Capitalisation boursière = nombre d’actions émises * cours de l’action

À l’échelle de l’économie d’un pays, la capitalisation boursière correspond à la somme de toutes les capitalisations des entreprises cotées en bourse dans ce pays. Pour les indices mondiaux tels que le MSCI World, la pondération des différents pays est donc déterminée selon la somme des capitalisations boursières de leurs entreprises nationales.

Le recours à cette méthode de pondération s’explique par les nombreux avantages qu’elle présente. La capitalisation boursière est un indicateur simple, clairement mesurable, qui en combinaison avec d’autres, permet de suivre de manière compréhensible l’évolution de l’économie mondiale.

Ainsi, le grand avantage de cette méthode est que les pays et les entreprises peuvent être classés, de façon univoque, en fonction de leurs capitalisations boursières respectives. Cette méthode permet un rééquilibrage quasi automatique : lorsqu’un pays passe le seuil entre pays émergent et industrialisé, celui-ci pourra automatiquement être intégré à l’indice correspondant (par exemple : passage de MSCI EM à MSCI World). Cependant, la capitalisation boursière n’est pas l’unique facteur pris en compte, le nombre d’actions en circulation sur le marché, donc le flottant, est également un facteur important.

D’ailleurs, la frontière entre pays développés et pays émergents varie d’un fournisseur d’indice à l’autre. Certains pays peuvent donc être considérés comme émergents par certains et comme développés par d’autres. C’est par exemple le cas de la Corée du Sud, qui est considérée comme un pays développé par le FTSE Group tandis que MSCI la considère toujours comme un pays émergent. 

Les États-Unis sont-ils surreprésentés ? 

Néanmoins, malgré tous ces avantages, cette méthode de pondération peut être jugée problématique. En effet, il est évident qu’une grande part de l’économie mondiale se déroule en dehors de la bourse, notamment dans des entreprises non cotées. Cela est d’autant plus problématique, que de grandes disparités régionales existent entre la capitalisation boursière et le produit intérieur brut (PIB – c’est-à-dire la production annuelle de richesse).

La France a une part de capitalisation boursière de plus de 80% de son économie, ce qui veut dire que la valeur de l’ensemble des entreprises cotées représente en France plus de 80% du PIB. En d’autres termes, les grandes entreprises cotées ont un gros poids et jouent un rôle central dans l’économie française, en comparaison avec nos voisins européens. En Allemagne par exemple, la valeur des grandes entreprises cotées ne représente que 50% du PIB (moyenne européenne). Ce taux s’explique par le fait que l’économie européenne repose en grande partie sur des petites et moyennes entreprises qui ne sont souvent pas cotées en Bourse. L’Allemagne, dont le “Mittelstand” (PME) est un pilier bien connu de l’économie nationale, est un exemple significatif : certaines multinationales à l’instar de Bosch ou d’Aldi sont des entreprises familiales et ne sont même pas côtées.
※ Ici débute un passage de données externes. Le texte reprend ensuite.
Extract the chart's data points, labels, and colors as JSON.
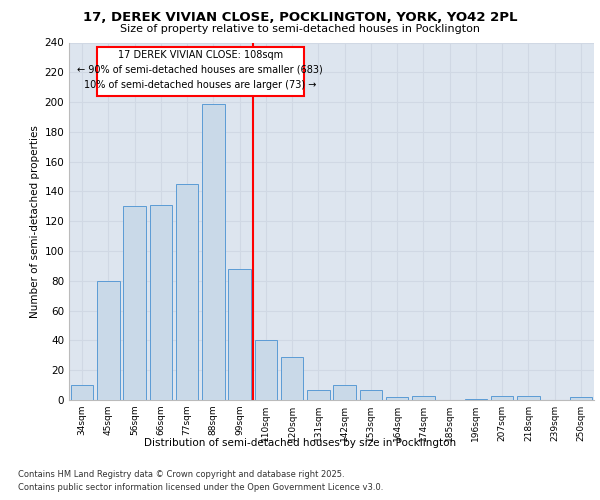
{
  "title1": "17, DEREK VIVIAN CLOSE, POCKLINGTON, YORK, YO42 2PL",
  "title2": "Size of property relative to semi-detached houses in Pocklington",
  "xlabel": "Distribution of semi-detached houses by size in Pocklington",
  "ylabel": "Number of semi-detached properties",
  "categories": [
    "34sqm",
    "45sqm",
    "56sqm",
    "66sqm",
    "77sqm",
    "88sqm",
    "99sqm",
    "110sqm",
    "120sqm",
    "131sqm",
    "142sqm",
    "153sqm",
    "164sqm",
    "174sqm",
    "185sqm",
    "196sqm",
    "207sqm",
    "218sqm",
    "239sqm",
    "250sqm"
  ],
  "values": [
    10,
    80,
    130,
    131,
    145,
    199,
    88,
    40,
    29,
    7,
    10,
    7,
    2,
    3,
    0,
    1,
    3,
    3,
    0,
    2
  ],
  "bar_color": "#c9d9e8",
  "bar_edge_color": "#5b9bd5",
  "grid_color": "#d0d8e4",
  "background_color": "#dde5ef",
  "red_line_index": 7,
  "annotation_title": "17 DEREK VIVIAN CLOSE: 108sqm",
  "annotation_line1": "← 90% of semi-detached houses are smaller (683)",
  "annotation_line2": "10% of semi-detached houses are larger (73) →",
  "footer1": "Contains HM Land Registry data © Crown copyright and database right 2025.",
  "footer2": "Contains public sector information licensed under the Open Government Licence v3.0.",
  "ylim": [
    0,
    240
  ],
  "yticks": [
    0,
    20,
    40,
    60,
    80,
    100,
    120,
    140,
    160,
    180,
    200,
    220,
    240
  ]
}
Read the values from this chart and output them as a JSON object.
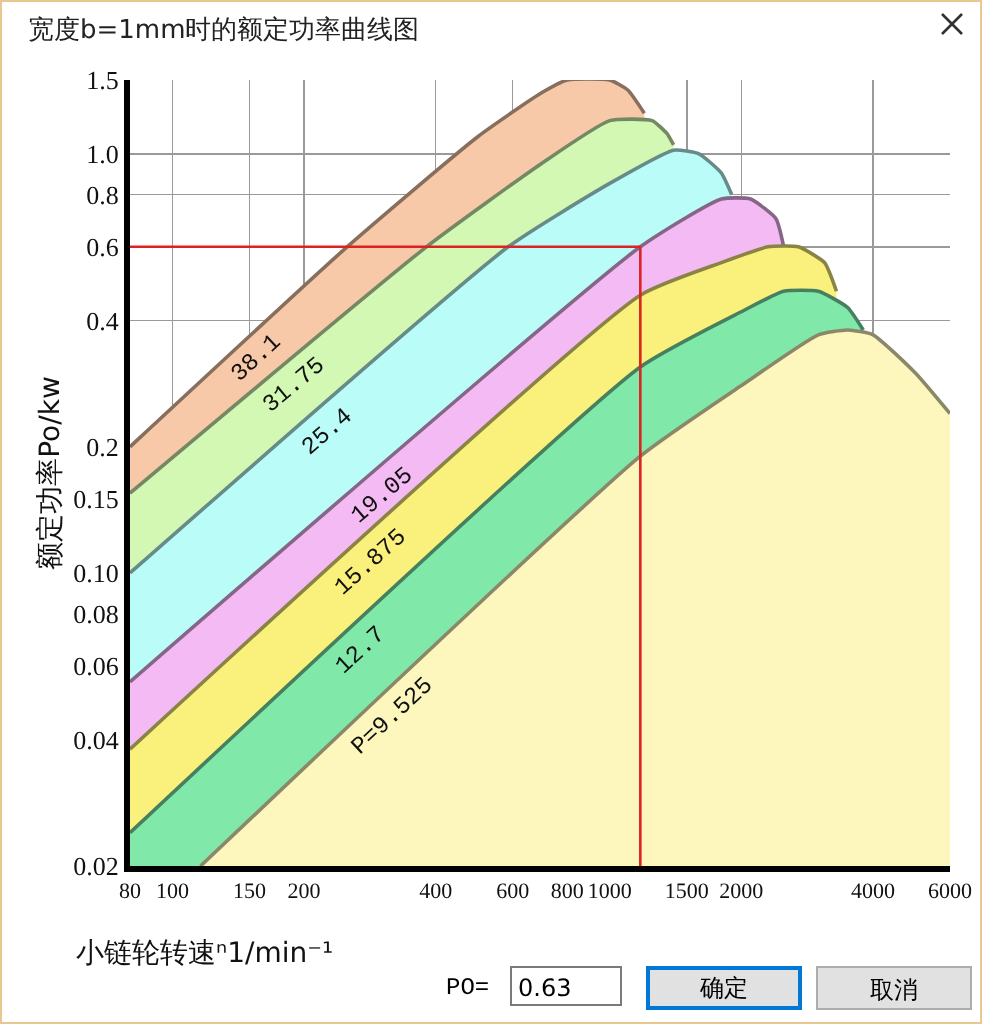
{
  "chart_data": {
    "type": "area",
    "title": "宽度b=1mm时的额定功率曲线图",
    "xlabel": "小链轮转速ⁿ1/min⁻¹",
    "ylabel": "额定功率Po/kw",
    "log": "xy",
    "grid": true,
    "legend": false,
    "xlim": [
      80,
      6000
    ],
    "xticks": [
      80,
      100,
      150,
      200,
      400,
      600,
      800,
      1000,
      1500,
      2000,
      4000,
      6000
    ],
    "ylim": [
      0.02,
      1.5
    ],
    "yticks": [
      0.02,
      0.04,
      0.06,
      0.08,
      {
        "value": 0.1,
        "label": "0.10"
      },
      0.15,
      0.2,
      0.4,
      0.6,
      0.8,
      {
        "value": 1,
        "label": "1.0"
      },
      1.5
    ],
    "series": [
      {
        "name": "38.1",
        "color": "#f7c9a9",
        "x": [
          80,
          251,
          500,
          700,
          800,
          1000,
          1100,
          1200
        ],
        "values": [
          0.2,
          0.6,
          1.1,
          1.4,
          1.5,
          1.5,
          1.42,
          1.25
        ]
      },
      {
        "name": "31.75",
        "color": "#d3f8b4",
        "x": [
          80,
          381,
          700,
          1000,
          1250,
          1350,
          1400
        ],
        "values": [
          0.155,
          0.6,
          0.95,
          1.2,
          1.2,
          1.12,
          1.05
        ]
      },
      {
        "name": "25.4",
        "color": "#bafcf8",
        "x": [
          80,
          586,
          1000,
          1400,
          1600,
          1800,
          1900
        ],
        "values": [
          0.1,
          0.6,
          0.85,
          1.02,
          1.0,
          0.9,
          0.8
        ]
      },
      {
        "name": "19.05",
        "color": "#f3baf3",
        "x": [
          80,
          1175,
          1800,
          2100,
          2400,
          2500
        ],
        "values": [
          0.055,
          0.6,
          0.78,
          0.78,
          0.7,
          0.6
        ]
      },
      {
        "name": "15.875",
        "color": "#faf07c",
        "x": [
          80,
          1175,
          1800,
          2300,
          2700,
          3100,
          3300
        ],
        "values": [
          0.038,
          0.46,
          0.55,
          0.6,
          0.6,
          0.55,
          0.47
        ]
      },
      {
        "name": "12.7",
        "color": "#80e9aa",
        "x": [
          80,
          1175,
          2000,
          2500,
          3000,
          3500,
          3800
        ],
        "values": [
          0.024,
          0.31,
          0.42,
          0.47,
          0.47,
          0.43,
          0.38
        ]
      },
      {
        "name": "P=9.525",
        "color": "#fdf7be",
        "x": [
          116,
          1175,
          2000,
          3000,
          3500,
          4000,
          5000,
          6000
        ],
        "values": [
          0.02,
          0.19,
          0.28,
          0.37,
          0.38,
          0.37,
          0.3,
          0.24
        ]
      }
    ],
    "ref_lines": [
      {
        "axis": "y",
        "value": 0.6,
        "color": "#dd2222"
      },
      {
        "axis": "x",
        "value": 1175,
        "color": "#dd2222"
      }
    ],
    "annotations": [
      "PO=",
      "0.63",
      "确定",
      "取消"
    ]
  }
}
En revanche, aux États-Unis, la part de capitalisation boursière atteint 150% de l’économie américaine réelle. Cela s’explique par la présence de nombreuses grandes entreprises internationales comme Facebook qui sont cotées aux bourses américaines, mais qui disposent d’unités non résidentes (non prisent en compte dans le PIB) qui réalisent une part importante de leurs revenus en dehors des États-Unis. La valeur des entreprises américaines – mesurée par leur capitalisation boursière – dépasse donc la valeur de l’économie américaine – mesurée par le PIB.

Cette différence entre le montant des capitalisations boursières des entreprises américaines et le PIB des États-Unis explique la surreprésentation des USA dans les indices pondérés selon des critères de capitalisation boursière. Par exemple, dans le MSCI ACWI, cette part est de 55%.

Concentration du risque

Cette tendance à la surpondération est critiquée par de nombreux investisseurs qui dénoncent la concentration du risque sur le marché américain. En effet, dans des indices comme le MSCI ACWI la performance de l’économie américaine représente une part disproportionnée de la performance globale de l’indice. En Europe, la capitalisation boursière ne représente qu’un peu plus de la moitié du PIB. Par conséquent, la surpondération des États-Unis se fait au détriment des pays européens et d’autres pays qui sont dans la même situation.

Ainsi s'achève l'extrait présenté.